It ain't what you do...

Achieving great collective performance has the same basic principles for musicians, sports teams and other groups of individuals.
Written by Oliver Marks, Contributor

The Jazz standard 'It Ain't What you Do' is well known by musicians as a classic chord sequence to improvise over, and it occurred to me the other day the lyrics are also a great analogy for making collaboration work over time within enterprises.

While many people focus on technology as a magic solution to enhance communication, collaboration and connections inside companies, the reality is that it's the way that you do it that makes all the difference for success or failure. Enabling technologies are not hard to find these days - what's difficult is making them work for the contexts of your business, and along with, or instead of, all the other ways people chose to network with each other and to share information.

Large technology companies whose employees are 'dogfooding' the product offerings they hope end users will buy (dogfooding meaning employees using the online software products they also sell) obviously works very well when your salary depends on your obedience and adherence to internal organizational models. Successful use of the tech is a very different proposition when endusers have no skin in the game and have other options and agendas.

Happily we're now entering more mature and informed times where existing enterprise technologies and associated processes are starting to be melded with Enterprise 2.0/Social technologies by users. Aiming to achieve specific value propositions is taking precedence over experimental adoption of new ideas and fashions at a departmental collaboration silo level.

One of the attractions of encouraging collaborative practices in enterprises is fostering innovation. With the relationship between musical creativity and the technology world at a high right now (SXSW and major league bands as support acts for Marc Benioff's barnstorming Salesforce events for example) it's worth exploiting my musical analogy a bit further.

It takes a strong rhythm section and people willing to carry the chords that shape the melody before anyone can draw attention to themselves by playing the melody and/or improvising. Jazz musicians often take turns soloing before dropping back into the background texture of a tune, while we frequently hear about rock groups breaking up due to 'artistic differences', which is often about individual band members hogging the limelight.

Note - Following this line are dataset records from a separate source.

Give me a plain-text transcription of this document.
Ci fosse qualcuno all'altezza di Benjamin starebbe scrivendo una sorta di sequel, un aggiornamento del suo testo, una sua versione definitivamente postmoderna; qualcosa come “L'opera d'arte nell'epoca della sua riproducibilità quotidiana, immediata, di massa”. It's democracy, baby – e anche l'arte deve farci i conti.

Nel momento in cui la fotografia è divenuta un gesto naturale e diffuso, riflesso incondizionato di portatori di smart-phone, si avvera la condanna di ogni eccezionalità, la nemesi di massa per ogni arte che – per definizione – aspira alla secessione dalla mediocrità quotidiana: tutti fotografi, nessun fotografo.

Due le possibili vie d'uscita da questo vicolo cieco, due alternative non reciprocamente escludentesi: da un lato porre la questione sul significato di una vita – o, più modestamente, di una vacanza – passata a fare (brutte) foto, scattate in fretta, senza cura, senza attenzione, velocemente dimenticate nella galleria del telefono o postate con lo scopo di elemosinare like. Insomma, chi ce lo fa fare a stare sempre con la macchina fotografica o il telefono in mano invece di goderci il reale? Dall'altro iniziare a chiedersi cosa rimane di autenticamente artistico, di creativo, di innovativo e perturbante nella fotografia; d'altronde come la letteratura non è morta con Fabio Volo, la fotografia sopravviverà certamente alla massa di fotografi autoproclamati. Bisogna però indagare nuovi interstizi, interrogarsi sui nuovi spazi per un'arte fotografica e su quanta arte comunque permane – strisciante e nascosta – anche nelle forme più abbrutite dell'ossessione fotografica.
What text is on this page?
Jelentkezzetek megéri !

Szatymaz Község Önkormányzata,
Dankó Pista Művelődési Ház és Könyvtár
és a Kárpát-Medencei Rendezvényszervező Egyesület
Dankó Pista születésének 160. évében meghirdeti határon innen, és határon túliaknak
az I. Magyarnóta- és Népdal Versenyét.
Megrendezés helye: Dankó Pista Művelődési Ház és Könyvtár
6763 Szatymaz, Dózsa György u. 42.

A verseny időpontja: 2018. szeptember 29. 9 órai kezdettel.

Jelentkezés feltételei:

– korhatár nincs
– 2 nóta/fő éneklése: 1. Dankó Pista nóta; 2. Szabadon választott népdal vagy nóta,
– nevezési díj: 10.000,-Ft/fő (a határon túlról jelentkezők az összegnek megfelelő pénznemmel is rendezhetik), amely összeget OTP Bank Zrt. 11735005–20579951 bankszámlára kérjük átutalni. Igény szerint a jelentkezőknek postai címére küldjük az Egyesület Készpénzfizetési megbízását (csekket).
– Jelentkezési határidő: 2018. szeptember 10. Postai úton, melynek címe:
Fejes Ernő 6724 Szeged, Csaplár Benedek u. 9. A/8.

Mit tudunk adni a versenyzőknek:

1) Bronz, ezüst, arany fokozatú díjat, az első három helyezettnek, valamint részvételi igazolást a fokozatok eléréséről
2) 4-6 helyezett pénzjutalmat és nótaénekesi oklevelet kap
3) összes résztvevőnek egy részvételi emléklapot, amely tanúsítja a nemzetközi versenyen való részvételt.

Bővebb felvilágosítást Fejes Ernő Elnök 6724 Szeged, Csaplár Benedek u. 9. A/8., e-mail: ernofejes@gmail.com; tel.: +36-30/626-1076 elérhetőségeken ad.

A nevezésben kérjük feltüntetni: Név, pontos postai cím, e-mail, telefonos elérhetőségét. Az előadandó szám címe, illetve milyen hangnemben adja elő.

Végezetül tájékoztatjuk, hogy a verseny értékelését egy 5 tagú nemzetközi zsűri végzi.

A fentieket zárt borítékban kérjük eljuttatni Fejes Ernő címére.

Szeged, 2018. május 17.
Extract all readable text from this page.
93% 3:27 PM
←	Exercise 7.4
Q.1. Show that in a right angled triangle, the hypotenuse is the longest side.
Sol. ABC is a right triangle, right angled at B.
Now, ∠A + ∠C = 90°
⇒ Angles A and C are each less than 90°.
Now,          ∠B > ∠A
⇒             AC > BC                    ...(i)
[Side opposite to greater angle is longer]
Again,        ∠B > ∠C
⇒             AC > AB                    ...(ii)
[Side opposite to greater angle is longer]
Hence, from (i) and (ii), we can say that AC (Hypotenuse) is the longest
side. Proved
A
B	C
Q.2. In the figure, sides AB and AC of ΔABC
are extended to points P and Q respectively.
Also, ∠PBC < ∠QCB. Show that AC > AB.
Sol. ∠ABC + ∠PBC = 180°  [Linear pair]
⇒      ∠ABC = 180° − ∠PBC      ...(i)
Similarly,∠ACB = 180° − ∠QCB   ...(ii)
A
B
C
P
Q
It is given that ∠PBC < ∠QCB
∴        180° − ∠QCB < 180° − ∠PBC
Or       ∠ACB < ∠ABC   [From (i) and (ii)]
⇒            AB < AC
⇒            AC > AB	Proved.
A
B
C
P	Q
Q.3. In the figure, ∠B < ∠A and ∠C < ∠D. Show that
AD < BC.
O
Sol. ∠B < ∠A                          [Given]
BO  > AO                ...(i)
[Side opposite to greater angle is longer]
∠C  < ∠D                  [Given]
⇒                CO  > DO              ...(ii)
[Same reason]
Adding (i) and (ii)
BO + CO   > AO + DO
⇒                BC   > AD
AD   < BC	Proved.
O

The way that we organize to 'do' collaborative activities, developing mindful behaviors to help others, is at the heart of successfully working together. The ways, times and places we work together, putting relevant information into the flow of work to help others is transforming the ways in which we work.

The ways in which you use social networks for our personal use is all about you, and you can spend as much of your personal time as you want interacting and consuming with friends. Working together collectively uses very similar technologies for very different end results. As we all know there are plenty of shovel leaners, armchair quarterbacks, digital talkers and meeting mavens in companies and not enough unsung heroes who complete tasks. Much like the way jazz musicians (who may have never played together before) collaborate around the basic musical framework for 'It Ain't What you Do', giving each other room to shine while making sure they simultaneously carry the tune together all the way through is at the heart of the musical ethos.

Anyone can buy a musical instrument and make random noises, the challenge is in feeling you are expressing yourself in harmony with others, and that's also where the real power of orchestrating the modern enterprise resides. Even though overcoming the political fiefdoms and personality conflicts in a company to realize these benefits can be as tricky as handling a group of divas, creating a collective way of working together which everyone enjoys and understands is a timeless differentiator for achieving optimum performance. This is as true for musicians, sports teams and other groups of highly skilled individuals as it is for business performance.